Isso porque a memória de Juan Bosch, uma das figuras mais destacadas do século XX dominicano e caribenho (escritor de importância regional, prestigioso historiador, presidente constitucional, fundador de dois partidos políticos), complica a análise do espectro político dominicano, onde vários partidos políticos contemporâneos afirmam ser herdeiros de seu legado popular e progressista (embora o mesmo não seja verdade para seu anti-imperialismo ou o marxismo sui generis que ele conhecia assumem em suas últimas décadas) e cultivam um Boschismo meramente retórico e museológico. Não faltaram análises do progressismo latino-americano, que caracterizaram erroneamente os últimos governos do PLD e do PRD como "progressistas".
Pelo contrário, nos últimos governos, aprofundou-se o modelo econômico neoliberal anteriormente imposto pelo PRD e pela Balaguera, baseado no investimento estrangeiro desregulamentado, na primazia do setor financeiro, nas zonas francas, nos serviços turísticos de massa, nas remessas da população migrante dominicana, na superexploração da mão de obra haitiana na construção e na agricultura, e, cada vez mais, nas economias ilícitas difíceis de quantificar, como o tráfico de drogas.
Mas também houve atos notáveis de corrupção nesses tempos, como os que ligaram três governos diferentes à transnacional brasileira Odebrecht, o que levou em 2017 à massiva Marcha Verde Contra a Impunidade. Além disso, devemos notar o alinhamento político pró-americano explícito (o país é de fato um lugar de acolhimento, junto com Miami, da extrema direita da Venezuela, Cuba e outros países) e, acima de tudo, a convergência suprapartidária em torno de uma agenda anti-migrante, anti-haitiana, antifeminista e anti-direitos.

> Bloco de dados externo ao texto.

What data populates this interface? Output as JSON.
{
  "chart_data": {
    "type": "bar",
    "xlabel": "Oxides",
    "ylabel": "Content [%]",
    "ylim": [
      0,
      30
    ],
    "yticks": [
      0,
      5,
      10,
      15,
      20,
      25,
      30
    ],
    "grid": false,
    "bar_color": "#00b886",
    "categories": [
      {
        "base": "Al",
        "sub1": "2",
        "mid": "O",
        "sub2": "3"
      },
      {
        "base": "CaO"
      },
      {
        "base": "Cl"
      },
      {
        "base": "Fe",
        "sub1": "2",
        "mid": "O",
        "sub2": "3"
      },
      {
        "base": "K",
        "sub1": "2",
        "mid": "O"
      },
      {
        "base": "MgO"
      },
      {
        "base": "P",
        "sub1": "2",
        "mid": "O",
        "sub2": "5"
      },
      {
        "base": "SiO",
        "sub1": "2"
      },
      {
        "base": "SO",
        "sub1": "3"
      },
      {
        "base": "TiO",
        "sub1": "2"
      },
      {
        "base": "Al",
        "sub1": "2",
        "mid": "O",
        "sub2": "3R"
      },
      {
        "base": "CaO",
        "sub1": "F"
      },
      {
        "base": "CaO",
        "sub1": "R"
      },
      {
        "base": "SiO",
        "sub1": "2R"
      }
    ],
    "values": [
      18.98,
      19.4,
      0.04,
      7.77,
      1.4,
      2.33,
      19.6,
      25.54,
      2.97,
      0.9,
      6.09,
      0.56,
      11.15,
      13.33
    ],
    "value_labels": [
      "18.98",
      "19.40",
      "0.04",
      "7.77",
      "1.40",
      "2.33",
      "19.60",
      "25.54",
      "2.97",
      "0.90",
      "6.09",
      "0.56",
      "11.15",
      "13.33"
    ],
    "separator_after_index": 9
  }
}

Até o momento, a República Dominicana é um dos poucos países onde todas as formas de interrupção voluntária da gravidez são punidas criminalmente, mesmo quando a vida da gestante está em risco. O país também está no topo em termos de gravidez e casamentos de meninas e adolescentes, bem como em termos de crescimento de confissões evangélicas neopentecostais.
Todos esses fatores resultaram em um notável processo de deslocamento à direita no nível das instituições estatais e de quase todo o sistema partidário, com exceção de algumas pequenas e resilientes estruturas progressistas e de esquerda e, acima de tudo, uma série de movimentos sociais, principalmente ambientais.

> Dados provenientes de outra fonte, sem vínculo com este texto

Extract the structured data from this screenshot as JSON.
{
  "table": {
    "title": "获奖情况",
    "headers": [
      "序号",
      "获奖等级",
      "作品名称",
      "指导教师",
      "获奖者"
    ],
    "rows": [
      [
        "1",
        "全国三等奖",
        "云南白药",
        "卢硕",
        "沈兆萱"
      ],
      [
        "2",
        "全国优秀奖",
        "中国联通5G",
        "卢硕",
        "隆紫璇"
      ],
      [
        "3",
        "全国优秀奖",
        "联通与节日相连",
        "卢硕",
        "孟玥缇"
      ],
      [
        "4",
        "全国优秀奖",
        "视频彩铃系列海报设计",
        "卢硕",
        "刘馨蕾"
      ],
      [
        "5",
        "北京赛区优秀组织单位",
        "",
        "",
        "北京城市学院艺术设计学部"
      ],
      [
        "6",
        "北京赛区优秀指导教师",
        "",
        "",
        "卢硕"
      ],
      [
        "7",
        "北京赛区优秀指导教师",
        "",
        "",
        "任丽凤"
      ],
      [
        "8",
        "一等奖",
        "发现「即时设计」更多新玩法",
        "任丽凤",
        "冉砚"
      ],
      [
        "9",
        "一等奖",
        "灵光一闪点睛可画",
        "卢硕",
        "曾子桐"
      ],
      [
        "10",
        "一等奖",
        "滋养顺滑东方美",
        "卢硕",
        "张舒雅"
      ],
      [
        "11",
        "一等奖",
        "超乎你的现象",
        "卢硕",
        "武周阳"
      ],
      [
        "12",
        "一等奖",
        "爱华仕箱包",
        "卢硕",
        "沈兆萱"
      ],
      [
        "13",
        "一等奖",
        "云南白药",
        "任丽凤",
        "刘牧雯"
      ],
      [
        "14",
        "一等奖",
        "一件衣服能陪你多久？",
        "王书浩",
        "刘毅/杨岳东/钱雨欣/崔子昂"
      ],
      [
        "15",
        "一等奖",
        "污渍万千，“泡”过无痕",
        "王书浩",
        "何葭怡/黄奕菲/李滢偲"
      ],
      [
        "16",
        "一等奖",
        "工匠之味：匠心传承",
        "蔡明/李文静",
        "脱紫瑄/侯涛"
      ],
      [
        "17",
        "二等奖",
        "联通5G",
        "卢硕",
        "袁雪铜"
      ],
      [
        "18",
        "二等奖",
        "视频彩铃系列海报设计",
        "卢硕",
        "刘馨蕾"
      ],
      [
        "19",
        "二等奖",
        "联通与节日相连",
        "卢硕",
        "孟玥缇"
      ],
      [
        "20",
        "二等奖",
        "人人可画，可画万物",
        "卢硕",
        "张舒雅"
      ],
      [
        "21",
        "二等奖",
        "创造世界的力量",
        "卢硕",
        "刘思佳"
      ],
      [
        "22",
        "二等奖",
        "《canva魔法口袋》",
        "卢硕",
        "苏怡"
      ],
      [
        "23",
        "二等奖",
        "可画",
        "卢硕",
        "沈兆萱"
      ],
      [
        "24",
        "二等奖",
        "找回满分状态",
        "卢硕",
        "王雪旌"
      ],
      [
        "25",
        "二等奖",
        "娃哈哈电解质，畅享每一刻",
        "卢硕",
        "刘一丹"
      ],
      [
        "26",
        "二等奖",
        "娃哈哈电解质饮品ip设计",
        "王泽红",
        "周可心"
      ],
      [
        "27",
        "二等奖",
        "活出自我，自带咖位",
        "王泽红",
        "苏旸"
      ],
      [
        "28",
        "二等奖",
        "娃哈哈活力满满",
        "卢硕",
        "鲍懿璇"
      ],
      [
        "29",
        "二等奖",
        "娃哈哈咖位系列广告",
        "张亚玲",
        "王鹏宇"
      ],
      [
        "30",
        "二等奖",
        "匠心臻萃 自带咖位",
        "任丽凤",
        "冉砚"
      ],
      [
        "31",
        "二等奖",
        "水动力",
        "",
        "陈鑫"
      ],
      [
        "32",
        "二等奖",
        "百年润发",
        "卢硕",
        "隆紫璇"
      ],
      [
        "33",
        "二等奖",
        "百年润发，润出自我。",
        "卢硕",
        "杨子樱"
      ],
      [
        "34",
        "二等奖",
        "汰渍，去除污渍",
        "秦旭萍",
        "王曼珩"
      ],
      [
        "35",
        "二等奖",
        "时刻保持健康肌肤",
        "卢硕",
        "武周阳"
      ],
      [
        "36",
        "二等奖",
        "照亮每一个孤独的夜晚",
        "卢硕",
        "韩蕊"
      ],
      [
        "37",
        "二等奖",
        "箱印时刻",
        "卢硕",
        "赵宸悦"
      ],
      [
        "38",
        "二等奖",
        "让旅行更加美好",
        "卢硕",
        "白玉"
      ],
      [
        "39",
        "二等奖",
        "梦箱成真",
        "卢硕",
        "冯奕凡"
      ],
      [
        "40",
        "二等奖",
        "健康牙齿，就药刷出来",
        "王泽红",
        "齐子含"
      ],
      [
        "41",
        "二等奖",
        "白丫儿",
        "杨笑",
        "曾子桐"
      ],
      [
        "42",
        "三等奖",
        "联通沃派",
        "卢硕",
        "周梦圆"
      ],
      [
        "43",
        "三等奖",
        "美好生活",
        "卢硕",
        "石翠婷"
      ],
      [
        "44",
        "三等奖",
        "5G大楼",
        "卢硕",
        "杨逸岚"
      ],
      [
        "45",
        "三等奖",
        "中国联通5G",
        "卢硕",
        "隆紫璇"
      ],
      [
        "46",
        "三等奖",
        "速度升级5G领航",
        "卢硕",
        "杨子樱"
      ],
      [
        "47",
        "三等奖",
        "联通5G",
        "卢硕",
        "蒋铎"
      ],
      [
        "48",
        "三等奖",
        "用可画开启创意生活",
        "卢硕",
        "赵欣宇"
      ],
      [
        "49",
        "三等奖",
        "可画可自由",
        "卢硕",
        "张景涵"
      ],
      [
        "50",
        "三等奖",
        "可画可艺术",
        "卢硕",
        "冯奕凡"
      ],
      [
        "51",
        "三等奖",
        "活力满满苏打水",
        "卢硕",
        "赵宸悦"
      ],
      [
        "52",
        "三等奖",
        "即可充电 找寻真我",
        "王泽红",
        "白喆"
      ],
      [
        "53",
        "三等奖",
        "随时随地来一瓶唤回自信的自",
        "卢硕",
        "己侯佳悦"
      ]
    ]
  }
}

Mas dissemos que a mudança para a direita está ocorrendo no país caribenho também em outros níveis. Na Argentina, o anúncio retórico de um "braço armado" pelos formadores de opinião do governo liberal-extremista de Javier Milei gerou uma comoção compreensível e saudável. Na República Dominicana, para escândalo de quase ninguém e diante do silêncio da comunidade internacional, já existe um grande ecossistema de organizações semiclandestinas e quase paramilitares que atacam manifestantes, impedem reuniões públicas, ameaçam matar jornalistas, incitam a violência em todas as suas formas e até alimentam pogroms contra a população migrante, particularmente os haitianos.
Essa trama opaca inclui conexões e simpatias recíprocas com partidos políticos ultraconservadores como Fuerza Nacional Progresista, Patria Libre ou Generación de Servidores, um ecossistema de influenciadores e comunicadores encarregados de normalizar e legitimar a imagem dessas organizações, terminais governamentais em Migrações e alguns gabinetes de prefeitos, "movimentos" indescritíveis como o Código Patria e acima de tudo o conhecido Antigua Orden Dominicana.

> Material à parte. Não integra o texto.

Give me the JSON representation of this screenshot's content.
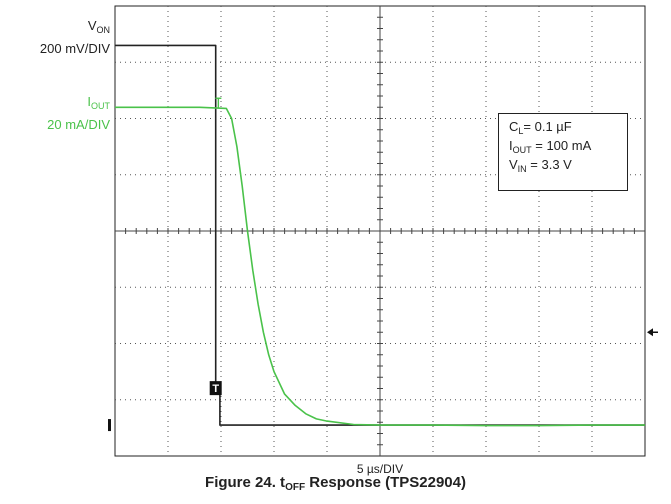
{
  "chart_data": {
    "type": "line",
    "title_prefix": "Figure 24. t",
    "title_sub": "OFF",
    "title_suffix": " Response (TPS22904)",
    "xlabel": "5 µs/DIV",
    "grid": true,
    "divisions": {
      "x": 10,
      "y": 8
    },
    "channels": [
      {
        "name_main": "V",
        "name_sub": "ON",
        "scale": "200 mV/DIV",
        "color": "#222222"
      },
      {
        "name_main": "I",
        "name_sub": "OUT",
        "scale": "20 mA/DIV",
        "color": "#4ac24a"
      }
    ],
    "series": [
      {
        "name": "VON",
        "color": "#222222",
        "x": [
          0,
          1.9,
          1.9,
          1.98,
          1.98,
          10
        ],
        "y": [
          7.3,
          7.3,
          1.1,
          1.1,
          0.55,
          0.55
        ]
      },
      {
        "name": "IOUT",
        "color": "#4ac24a",
        "x": [
          0,
          1.6,
          2.1,
          2.2,
          2.3,
          2.4,
          2.5,
          2.6,
          2.7,
          2.8,
          2.9,
          3.0,
          3.2,
          3.4,
          3.6,
          3.8,
          4.0,
          4.5,
          5.0,
          6.0,
          7.0,
          8.0,
          9.0,
          10
        ],
        "y": [
          6.2,
          6.2,
          6.18,
          6.0,
          5.5,
          4.8,
          4.0,
          3.3,
          2.7,
          2.2,
          1.8,
          1.5,
          1.1,
          0.9,
          0.75,
          0.66,
          0.62,
          0.56,
          0.55,
          0.55,
          0.54,
          0.54,
          0.55,
          0.55
        ]
      }
    ],
    "annotation": [
      {
        "main": "C",
        "sub": "L",
        "rest": "= 0.1 µF"
      },
      {
        "main": "I",
        "sub": "OUT",
        "rest": " = 100 mA"
      },
      {
        "main": "V",
        "sub": "IN",
        "rest": " = 3.3 V"
      }
    ],
    "trigger_marker": "T"
  }
}
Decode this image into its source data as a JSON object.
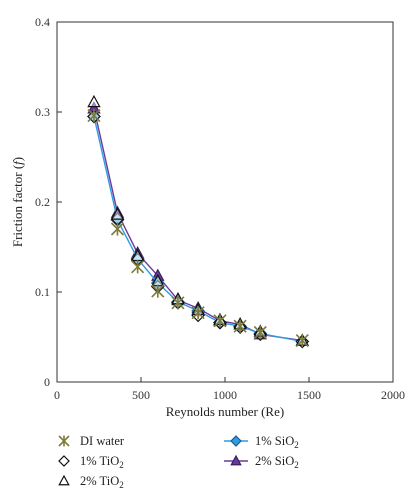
{
  "chart_data": {
    "type": "line",
    "xlabel": "Reynolds number (Re)",
    "ylabel": "Friction factor (f)",
    "xlim": [
      0,
      2000
    ],
    "ylim": [
      0,
      0.4
    ],
    "xticks": [
      0,
      500,
      1000,
      1500,
      2000
    ],
    "yticks": [
      0,
      0.1,
      0.2,
      0.3,
      0.4
    ],
    "ytick_labels": [
      "0",
      "0.1",
      "0.2",
      "0.3",
      "0.4"
    ],
    "grid": false,
    "legend_position": "bottom",
    "series": [
      {
        "name": "DI water",
        "marker": "asterisk",
        "color": "#7d7a3a",
        "line": false,
        "x": [
          220,
          360,
          480,
          600,
          720,
          840,
          970,
          1090,
          1210,
          1460
        ],
        "y": [
          0.296,
          0.17,
          0.128,
          0.101,
          0.088,
          0.077,
          0.068,
          0.062,
          0.055,
          0.046
        ]
      },
      {
        "name": "1% TiO2",
        "marker": "diamond-open",
        "color": "#111111",
        "line": false,
        "x": [
          220,
          360,
          480,
          600,
          720,
          840,
          970,
          1090,
          1210,
          1460
        ],
        "y": [
          0.295,
          0.181,
          0.136,
          0.106,
          0.088,
          0.074,
          0.066,
          0.061,
          0.053,
          0.045
        ]
      },
      {
        "name": "2% TiO2",
        "marker": "triangle-open",
        "color": "#111111",
        "line": false,
        "x": [
          220,
          360,
          480,
          600,
          720,
          840,
          970,
          1090,
          1210,
          1460
        ],
        "y": [
          0.311,
          0.186,
          0.14,
          0.112,
          0.092,
          0.08,
          0.069,
          0.064,
          0.056,
          0.046
        ]
      },
      {
        "name": "1% SiO2",
        "marker": "diamond",
        "color": "#2f9be0",
        "line": true,
        "x": [
          220,
          360,
          480,
          600,
          720,
          840,
          970,
          1090,
          1210,
          1460
        ],
        "y": [
          0.295,
          0.18,
          0.137,
          0.11,
          0.089,
          0.079,
          0.066,
          0.062,
          0.054,
          0.045
        ]
      },
      {
        "name": "2% SiO2",
        "marker": "triangle",
        "color": "#6a3a9a",
        "line": true,
        "x": [
          220,
          360,
          480,
          600,
          720,
          840,
          970,
          1090,
          1210,
          1460
        ],
        "y": [
          0.304,
          0.188,
          0.143,
          0.118,
          0.091,
          0.082,
          0.068,
          0.064,
          0.053,
          0.046
        ]
      }
    ],
    "legend": [
      {
        "label": "DI water",
        "series": 0
      },
      {
        "label": "1% TiO",
        "sub": "2",
        "series": 1
      },
      {
        "label": "2% TiO",
        "sub": "2",
        "series": 2
      },
      {
        "label": "1% SiO",
        "sub": "2",
        "series": 3
      },
      {
        "label": "2% SiO",
        "sub": "2",
        "series": 4
      }
    ]
  }
}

Esta organização, liderada por Ángelo Vázquez, define-se como "nacionalista, conservadora, defensora da pátria, seguidora de Deus e pró-vida", e é facilmente distinguível pela sua narrativa reacionária, pela sua marca marcial, pela sua estrutura vertical, pela sua vestimenta paramilitar (camisas pretas, boinas e balaclavas), pela sua iconografia pró-nazi e até pelo denunciado porte irregular de armas.
A Velha Ordem chegou ao ponto de desafiar o monopólio do Estado sobre as funções de segurança e defesa, anunciando que "defenderia" a fronteira entre a República Dominicana e o Haiti com suas próprias mãos. Junto com grupos como o Código Pátria, eles costumam organizar caravanas pelo país sob o slogan intolerante de não conversar, negociar, alugar casas ou se conectar com a população migrante, principalmente haitianos.
É sobretudo nesta agenda que a guinada à direita nos níveis governamental e paraestatal se cruzam e se alimentam. Apesar da denúncia de jornalistas e movimentos sociais, esses grupos irregulares agem em plena luz do dia diante da inação do Estado, das forças de segurança e do judiciário, e cumprem o papel inestimável – além da atuação exagerada de certas críticas ao governo – de mover cada vez mais para a direita o espectro do que é possível e do que pode ser dito. construindo os mais vulneráveis como bodes expiatórios e permitindo que a administração de Abinader atue como um suposto mediador de demandas sociais "legítimas".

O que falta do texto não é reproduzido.